Eight years ago, that’s what I was told.
I was told I have Hashimoto’s Thyroiditis. I have affectionately deemed my little Hashi-pal “IT,” this nickname reflecting its unsexy and drab personality, and rhyming nicely with another word that reflects the way I have felt in its energy-sucking presence, you know, like “SH--.”
Eight years ago, I was also told I have to take a pill for “IT” every day for the rest of my life.

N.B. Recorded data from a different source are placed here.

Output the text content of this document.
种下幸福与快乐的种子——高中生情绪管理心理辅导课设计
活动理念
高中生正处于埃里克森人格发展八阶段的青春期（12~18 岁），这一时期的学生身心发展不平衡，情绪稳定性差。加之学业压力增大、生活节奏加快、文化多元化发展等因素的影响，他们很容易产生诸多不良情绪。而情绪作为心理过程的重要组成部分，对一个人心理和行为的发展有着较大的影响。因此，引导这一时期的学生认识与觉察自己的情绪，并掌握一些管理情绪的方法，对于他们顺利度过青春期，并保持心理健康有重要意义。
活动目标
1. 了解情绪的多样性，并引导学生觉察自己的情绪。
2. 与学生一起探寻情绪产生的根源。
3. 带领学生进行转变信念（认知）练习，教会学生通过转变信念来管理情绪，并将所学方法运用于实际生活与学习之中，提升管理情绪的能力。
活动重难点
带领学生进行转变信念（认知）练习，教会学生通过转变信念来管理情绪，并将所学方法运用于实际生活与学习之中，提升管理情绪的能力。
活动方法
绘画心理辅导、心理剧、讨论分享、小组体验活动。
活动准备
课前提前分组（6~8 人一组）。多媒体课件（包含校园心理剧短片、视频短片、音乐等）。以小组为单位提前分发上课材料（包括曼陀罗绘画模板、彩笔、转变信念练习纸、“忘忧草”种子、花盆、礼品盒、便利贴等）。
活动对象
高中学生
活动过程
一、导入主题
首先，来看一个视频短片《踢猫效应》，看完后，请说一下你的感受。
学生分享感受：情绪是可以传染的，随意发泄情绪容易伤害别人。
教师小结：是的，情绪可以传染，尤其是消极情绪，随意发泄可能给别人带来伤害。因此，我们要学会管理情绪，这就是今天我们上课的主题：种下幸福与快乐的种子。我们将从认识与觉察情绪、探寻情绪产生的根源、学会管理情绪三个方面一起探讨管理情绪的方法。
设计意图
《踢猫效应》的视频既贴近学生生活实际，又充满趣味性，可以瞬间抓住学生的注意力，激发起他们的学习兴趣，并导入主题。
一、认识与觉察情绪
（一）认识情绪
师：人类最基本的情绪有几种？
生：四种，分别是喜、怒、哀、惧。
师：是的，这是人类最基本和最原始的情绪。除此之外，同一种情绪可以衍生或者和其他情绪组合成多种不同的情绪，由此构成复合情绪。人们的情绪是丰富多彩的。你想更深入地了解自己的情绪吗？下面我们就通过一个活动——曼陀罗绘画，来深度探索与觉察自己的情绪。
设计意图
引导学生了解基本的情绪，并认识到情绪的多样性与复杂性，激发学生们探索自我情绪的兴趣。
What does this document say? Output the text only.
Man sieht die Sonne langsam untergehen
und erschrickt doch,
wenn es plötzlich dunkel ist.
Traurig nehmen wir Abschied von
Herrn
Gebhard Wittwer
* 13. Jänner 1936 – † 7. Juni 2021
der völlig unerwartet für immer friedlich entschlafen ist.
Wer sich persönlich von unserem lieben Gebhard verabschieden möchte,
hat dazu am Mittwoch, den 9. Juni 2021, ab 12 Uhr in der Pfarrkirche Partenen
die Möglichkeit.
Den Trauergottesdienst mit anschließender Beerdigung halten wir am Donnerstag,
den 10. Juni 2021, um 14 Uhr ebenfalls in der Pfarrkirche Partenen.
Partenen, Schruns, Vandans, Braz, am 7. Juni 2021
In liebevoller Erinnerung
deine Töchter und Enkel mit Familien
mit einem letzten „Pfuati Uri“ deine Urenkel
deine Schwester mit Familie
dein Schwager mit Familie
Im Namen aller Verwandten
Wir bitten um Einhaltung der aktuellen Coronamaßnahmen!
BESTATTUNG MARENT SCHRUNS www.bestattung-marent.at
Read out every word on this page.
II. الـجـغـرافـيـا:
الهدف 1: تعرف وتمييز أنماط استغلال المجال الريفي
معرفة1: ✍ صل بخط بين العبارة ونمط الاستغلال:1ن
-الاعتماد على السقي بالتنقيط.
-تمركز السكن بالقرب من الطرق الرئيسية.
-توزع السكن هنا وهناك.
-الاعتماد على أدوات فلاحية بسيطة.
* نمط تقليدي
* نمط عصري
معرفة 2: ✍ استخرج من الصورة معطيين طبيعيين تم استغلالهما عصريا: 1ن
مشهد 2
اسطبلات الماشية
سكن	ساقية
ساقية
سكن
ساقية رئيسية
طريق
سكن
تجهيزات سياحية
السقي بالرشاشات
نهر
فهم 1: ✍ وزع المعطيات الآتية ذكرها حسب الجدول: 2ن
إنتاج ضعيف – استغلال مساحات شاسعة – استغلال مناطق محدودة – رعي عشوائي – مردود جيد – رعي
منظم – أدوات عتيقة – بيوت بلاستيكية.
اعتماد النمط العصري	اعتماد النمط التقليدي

And, eight years ago, I was told I will always have “IT.”
Always.
That’s what I was told. That’s what I was led to believe was true.
They were wrong.
Those of you who have been following this story know that one of my greatest wishes has been “to remove thyroid disease from the list of possibilities.”
My gigantic wish.
Funny.
Be careful what you wish for, right?
The “Grooving-on-Health” Party, which I created last year, is an event aimed at celebrating health, removing the grey, heavy, dense, icky-ness of “health” as a general party pooper—something you seldom think of inviting to a party. Ok, you NEVER think of inviting health to the party. I figured it was time to put some color back in its cheeks, give it some serious swagger. It’s the least we can do. We all know that health is the great equalizer. The truth is that our power, our prestige, our intellect, our talent, and our beauty are nothing without it.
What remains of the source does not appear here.